The National League outfit claimed a place in the FA Cup fifth round for the first time in their 119-year history by defeating Championship club Leeds United on Sunday, with Collins scoring the decisive goal from the penalty spot in their 1-0 victory.
Paul Doswell's part-timers will now face 12-time winners Arsenal after being paired with Arsene Wenger's team in Monday's draw in a fixture that will be the biggest ever hosted by Sutton at their tiny 5,000-capacity stadium in southwest London.
And Collins, 32, has revealed that preparations for the next round will the same as for any National League fixture, with Sutton's players training just two days a week on their artificial pitch.
"I'm a supervisor on the building site and I drive round each job in Camden to make sure the boys are working," Collins said. "I enjoy it, it is good banter.
"It is a bit like football, you get a bit of banter and your serious time, but it breaks up the week for me.

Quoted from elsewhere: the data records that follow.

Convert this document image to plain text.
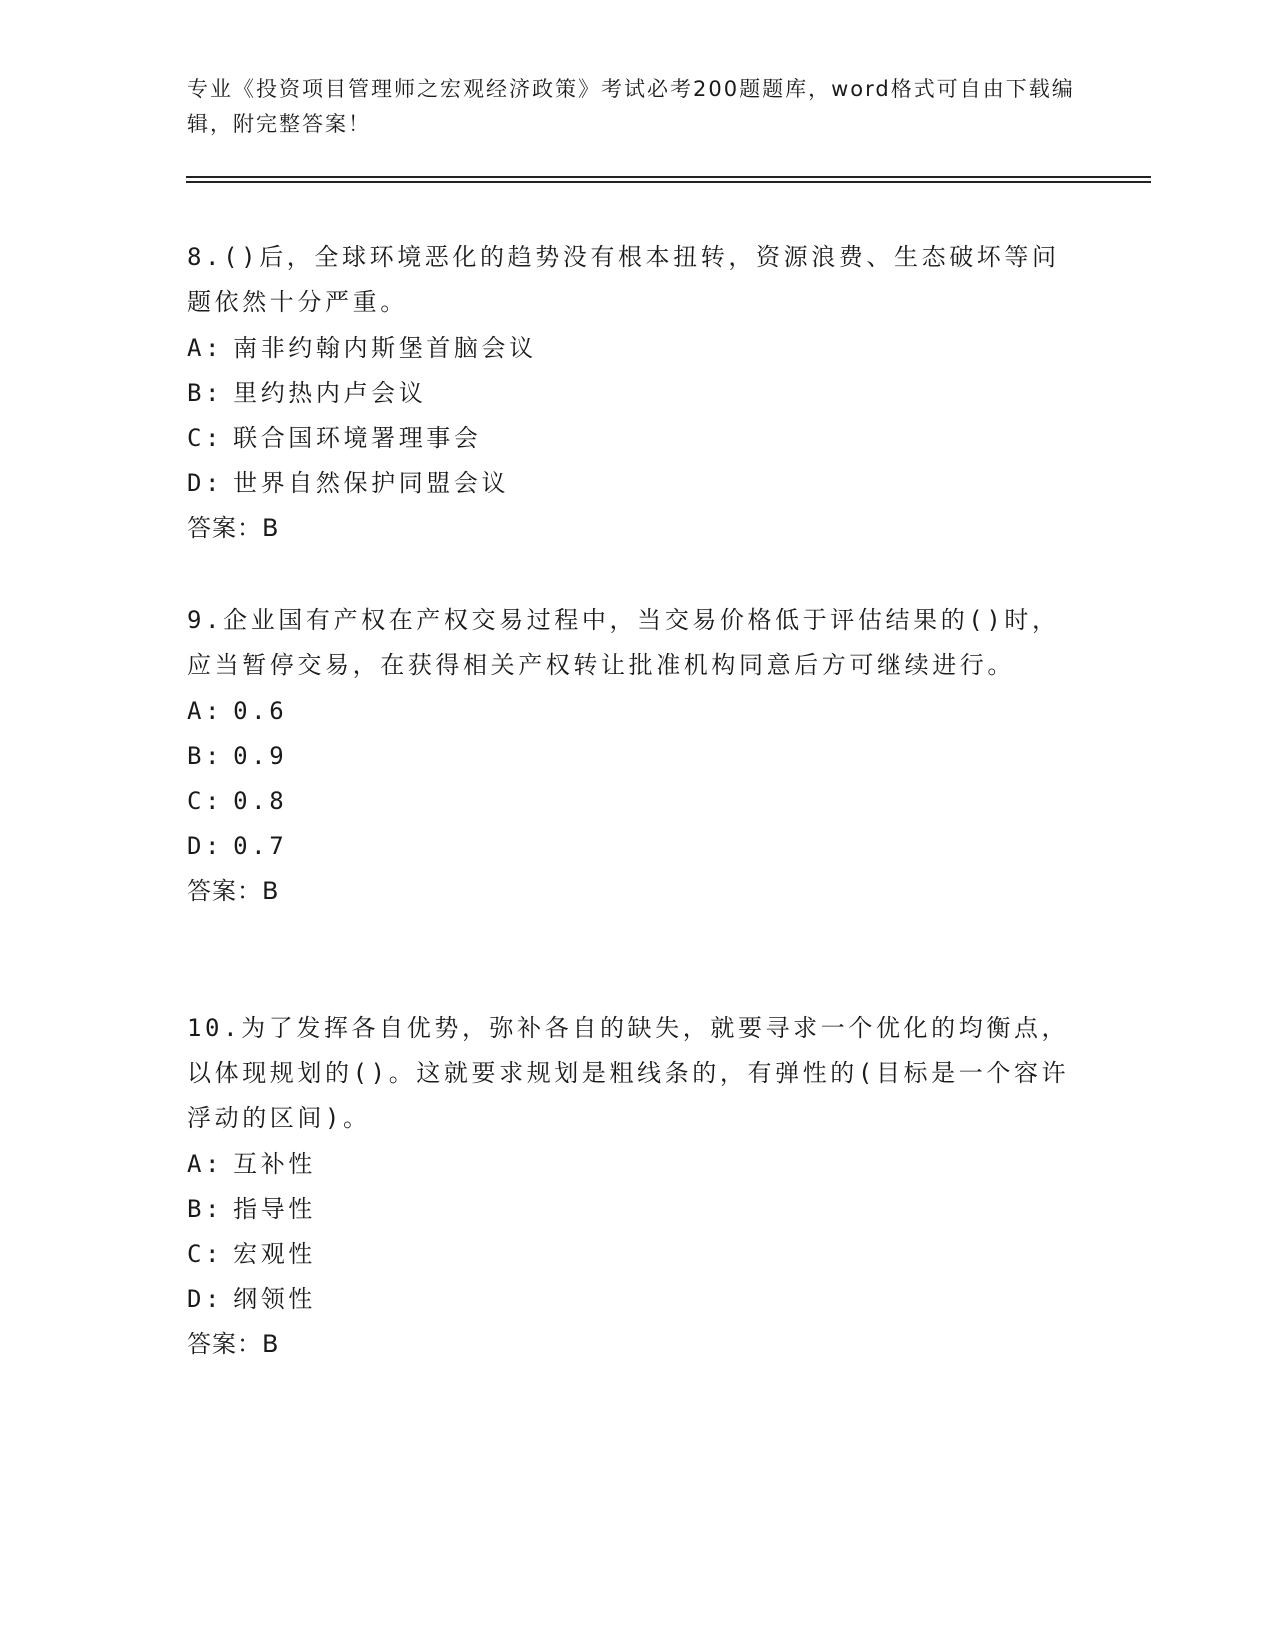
专业《投资项目管理师之宏观经济政策》考试必考200题题库，word格式可自由下载编辑，附完整答案！
8.()后，全球环境恶化的趋势没有根本扭转，资源浪费、生态破坏等问题依然十分严重。
A: 南非约翰内斯堡首脑会议
B: 里约热内卢会议
C: 联合国环境署理事会
D: 世界自然保护同盟会议
答案：B
9.企业国有产权在产权交易过程中，当交易价格低于评估结果的()时，应当暂停交易，在获得相关产权转让批准机构同意后方可继续进行。
A: 0.6
B: 0.9
C: 0.8
D: 0.7
答案：B
10.为了发挥各自优势，弥补各自的缺失，就要寻求一个优化的均衡点，以体现规划的()。这就要求规划是粗线条的，有弹性的(目标是一个容许浮动的区间)。
A: 互补性
B: 指导性
C: 宏观性
D: 纲领性
答案：B
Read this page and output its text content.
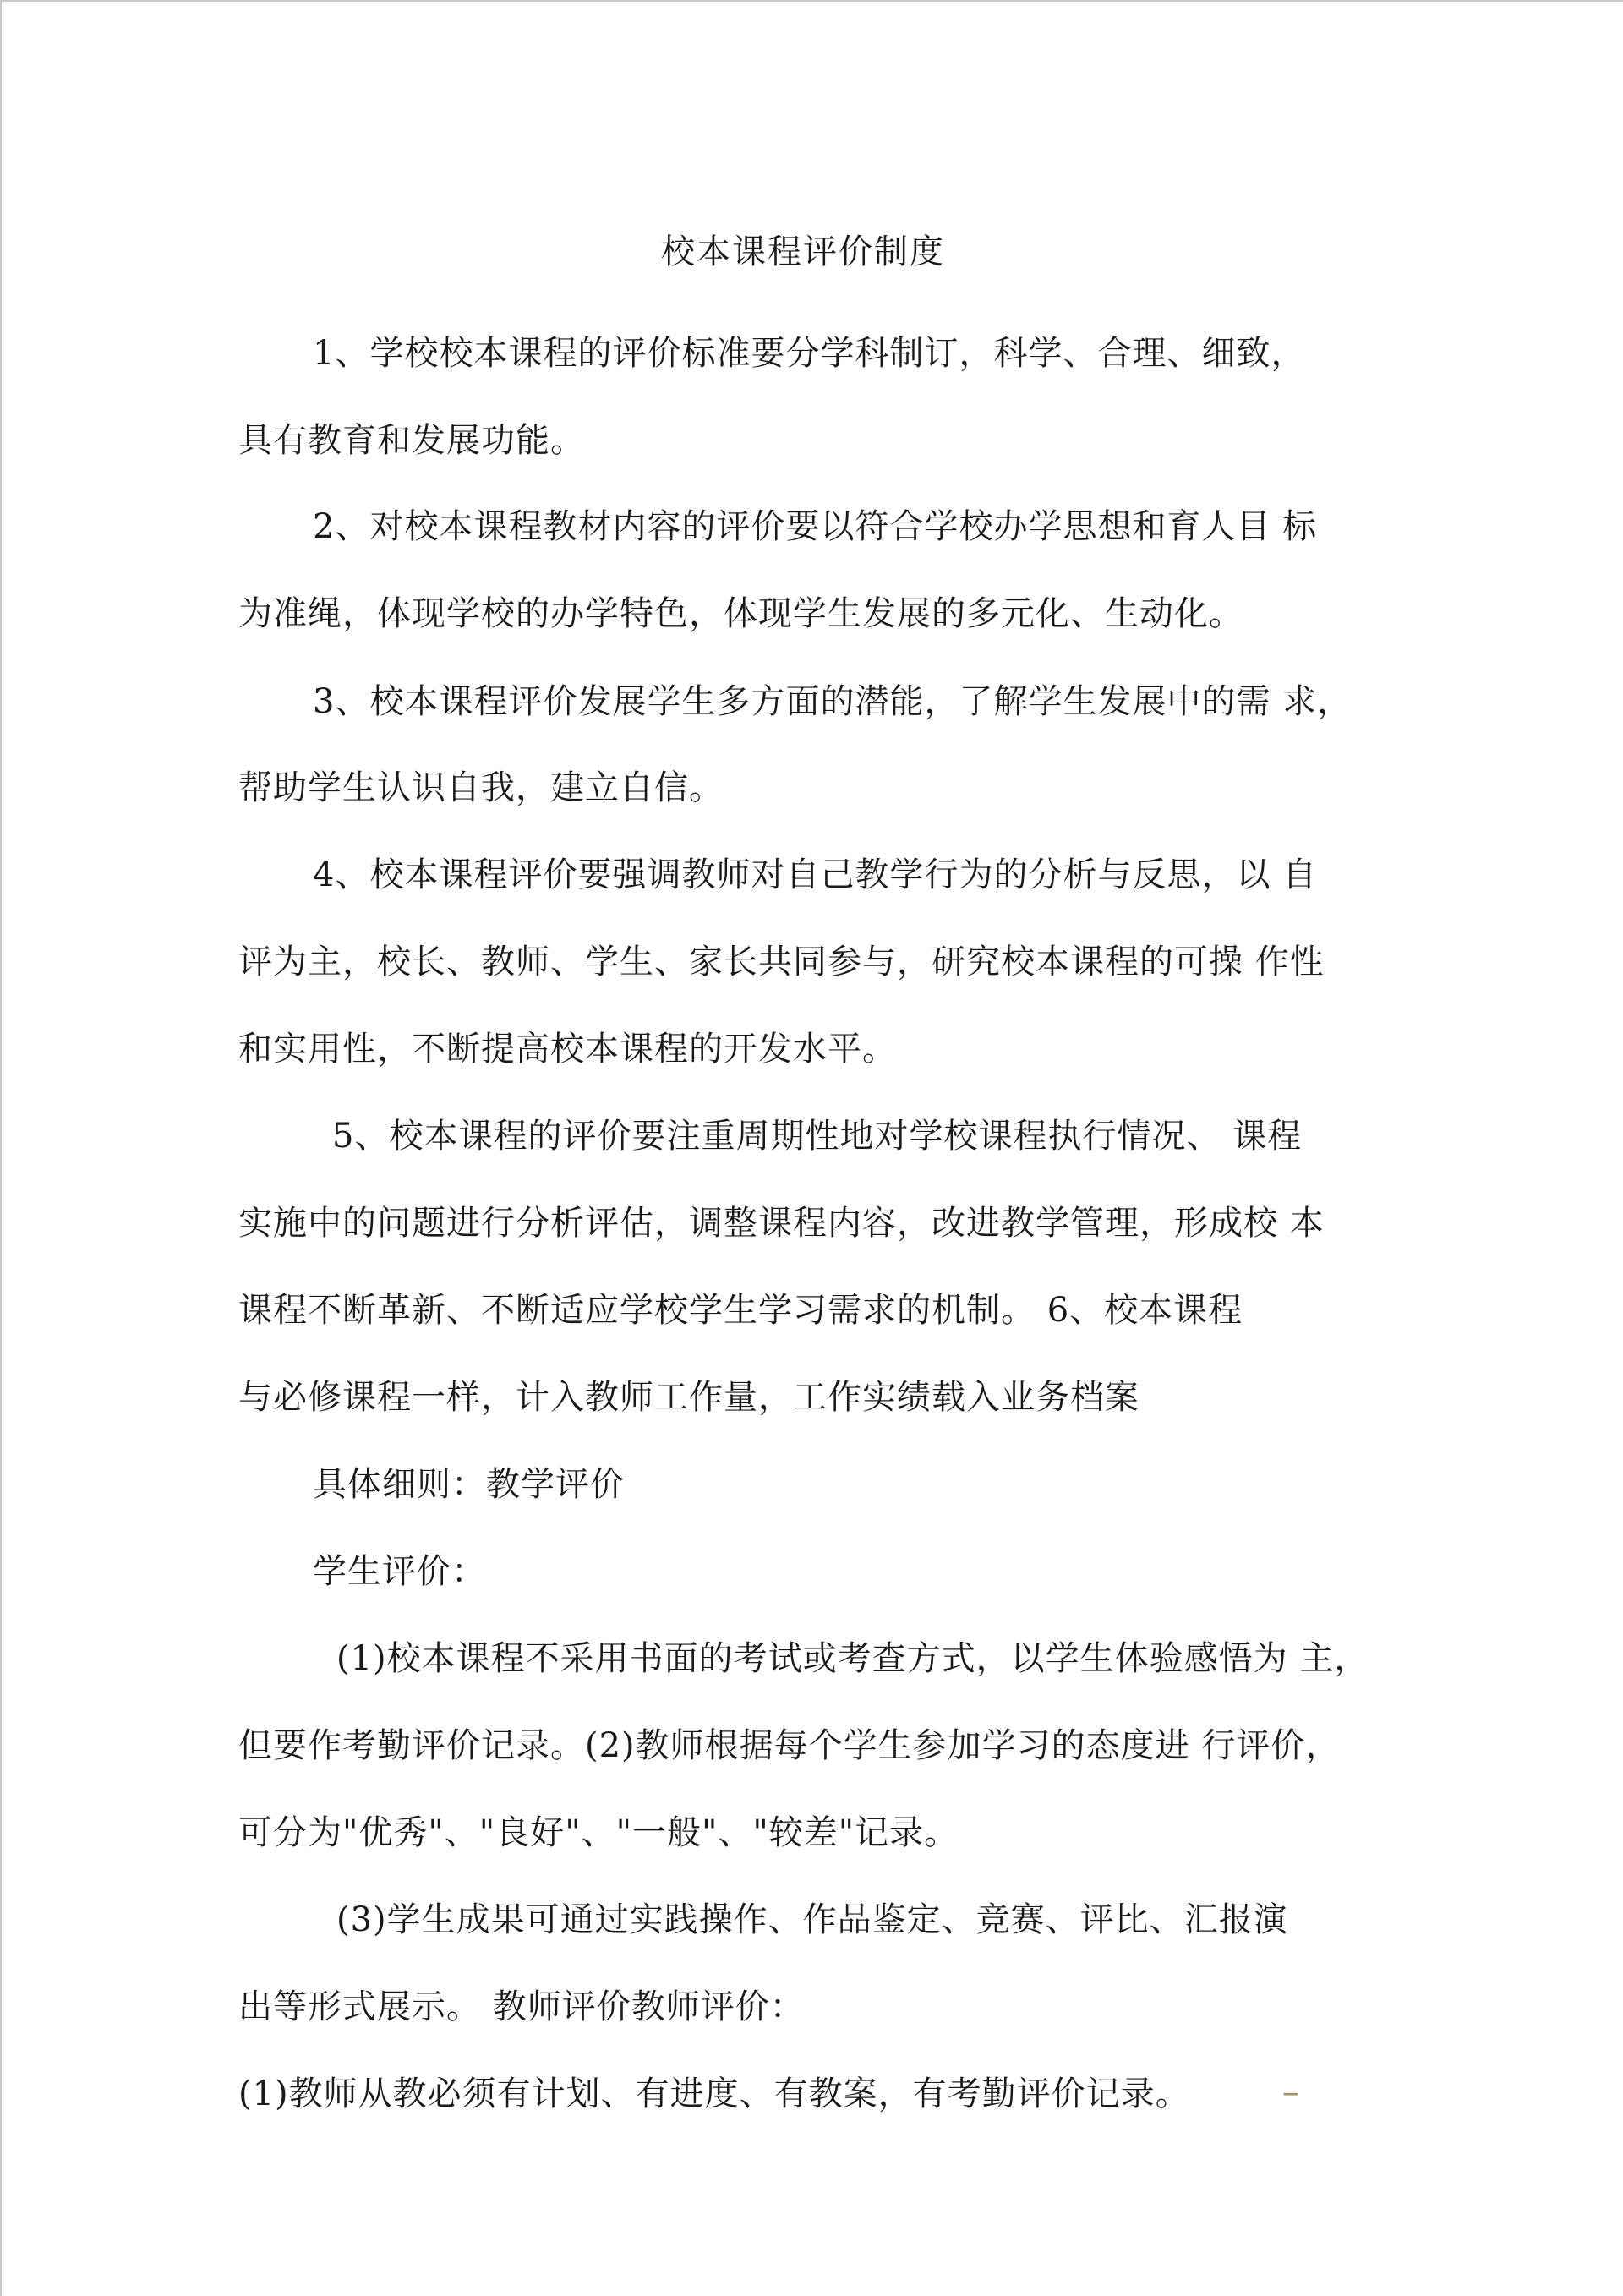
校本课程评价制度
1、学校校本课程的评价标准要分学科制订，科学、合理、细致，
具有教育和发展功能。
2、对校本课程教材内容的评价要以符合学校办学思想和育人目 标
为准绳，体现学校的办学特色，体现学生发展的多元化、生动化。
3、校本课程评价发展学生多方面的潜能，了解学生发展中的需 求，
帮助学生认识自我，建立自信。
4、校本课程评价要强调教师对自己教学行为的分析与反思，以 自
评为主，校长、教师、学生、家长共同参与，研究校本课程的可操 作性
和实用性，不断提高校本课程的开发水平。
5、校本课程的评价要注重周期性地对学校课程执行情况、 课程
实施中的问题进行分析评估，调整课程内容，改进教学管理，形成校 本
课程不断革新、不断适应学校学生学习需求的机制。 6、校本课程
与必修课程一样，计入教师工作量，工作实绩载入业务档案
具体细则：教学评价
学生评价：
(1)校本课程不采用书面的考试或考查方式，以学生体验感悟为 主，
但要作考勤评价记录。(2)教师根据每个学生参加学习的态度进 行评价，
可分为"优秀"、"良好"、"一般"、"较差"记录。
(3)学生成果可通过实践操作、作品鉴定、竞赛、评比、汇报演
出等形式展示。 教师评价教师评价：
(1)教师从教必须有计划、有进度、有教案，有考勤评价记录。	–
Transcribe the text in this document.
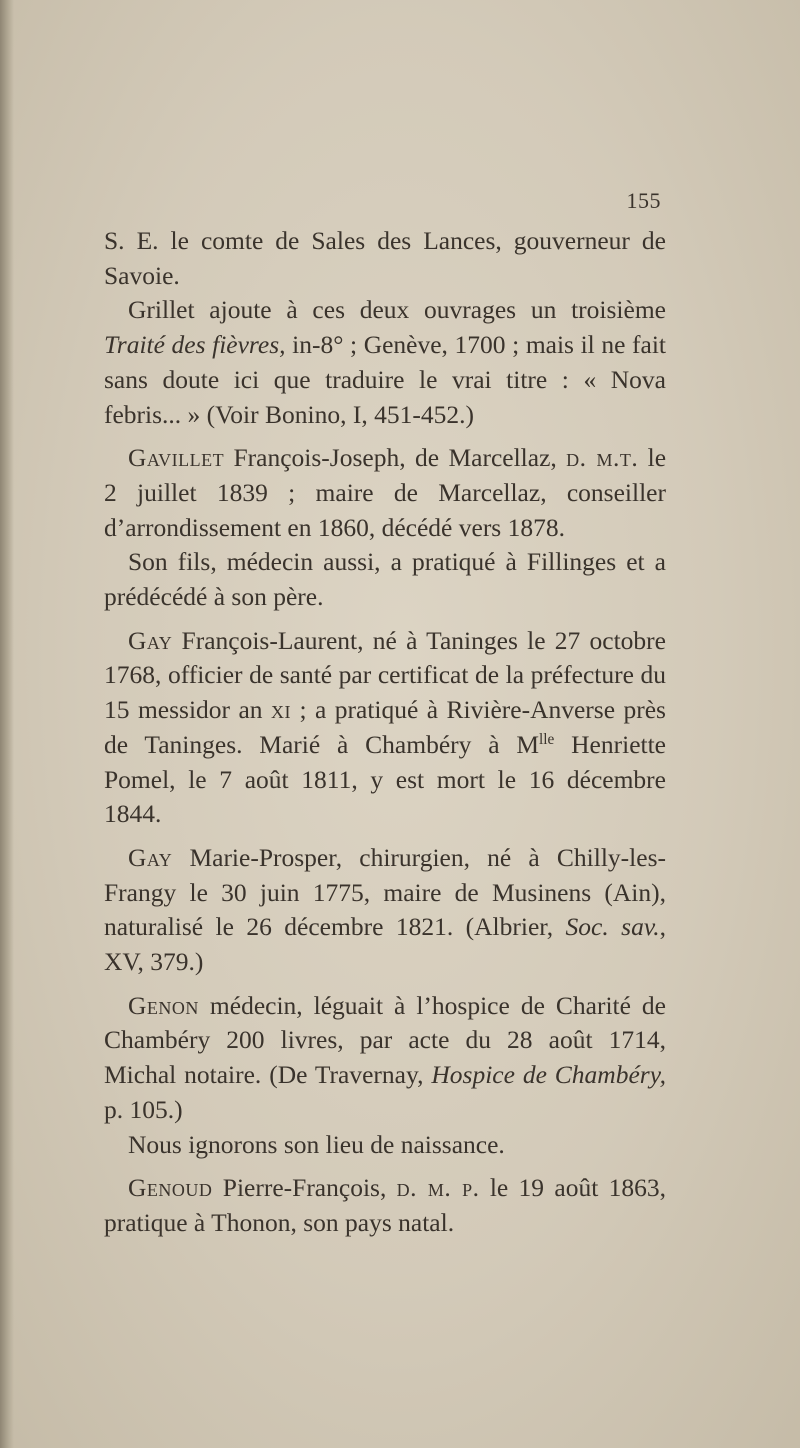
155

S. E. le comte de Sales des Lances, gouverneur de Savoie.

Grillet ajoute à ces deux ouvrages un troisième Traité des fièvres, in-8° ; Genève, 1700 ; mais il ne fait sans doute ici que traduire le vrai titre : « Nova febris... » (Voir Bonino, I, 451-452.)

Gavillet François-Joseph, de Marcellaz, d. m.t. le 2 juillet 1839 ; maire de Marcellaz, conseiller d’arrondissement en 1860, décédé vers 1878.

Son fils, médecin aussi, a pratiqué à Fillinges et a prédécédé à son père.

Gay François-Laurent, né à Taninges le 27 octobre 1768, officier de santé par certificat de la préfecture du 15 messidor an xi ; a pratiqué à Rivière-Anverse près de Taninges. Marié à Chambéry à $M^{lle}$ Henriette Pomel, le 7 août 1811, y est mort le 16 décembre 1844.

Gay Marie-Prosper, chirurgien, né à Chilly-les-Frangy le 30 juin 1775, maire de Musinens (Ain), naturalisé le 26 décembre 1821. (Albrier, Soc. sav., XV, 379.)

Genon médecin, léguait à l’hospice de Charité de Chambéry 200 livres, par acte du 28 août 1714, Michal notaire. (De Travernay, Hospice de Chambéry, p. 105.)

Nous ignorons son lieu de naissance.

Genoud Pierre-François, d. m. p. le 19 août 1863, pratique à Thonon, son pays natal.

"We train two days each week -- I work Monday, Wednesday and Friday on the building site and we train, Tuesday and Thursday here.
"Sometimes you are tired and we have got a few older lads, but if we come in not feeling the best, the gaffer [Doswell] lets us do our own little thing in training.
"He knows that, come Saturday, we are going to be on it.
"Don't get me wrong, we do work when he asks us to, but sometimes he gives us a little squeeze and lets you do your own thing.
"When you get to my age, you have got to look to the future. The football's not going to last forever, so you have to get your foot in early and get something else."
Collins has tasted FA Cup glory before having played in Havant & Waterlooville's run to the fourth round in 2008, when they were eliminated in a 5-2 defeat against Liverpool at Anfield.
Sutton's run to the fifth round has surpassed that achievement, however, and he admits that he and his teammates were always confident of defeating Leeds.
"Obviously, the last time I got to the fourth round, we played Liverpool away and lost," Collins said. "People would look back and say it was a great Cup run, but it was disappointing for us because we thought we could win.
"Now, for us to win and get into the last 16 -- and to be fair to Lincoln they have had an unbelievable run as well -- is a fantastic achievement.
"We watched Leeds play Cambridge and, no disrespect to the Under-23 League, but we knew they'd try and play tippy-tappy football and if you press the midfielders, you could see in the first half how many times our midfielders won the ball off them.
"I've played in that sort of level and when you come to non-League it is a completely different kind of experience, you don't get time on the ball, you have got people pushing right up against you and especially in the first half it showed."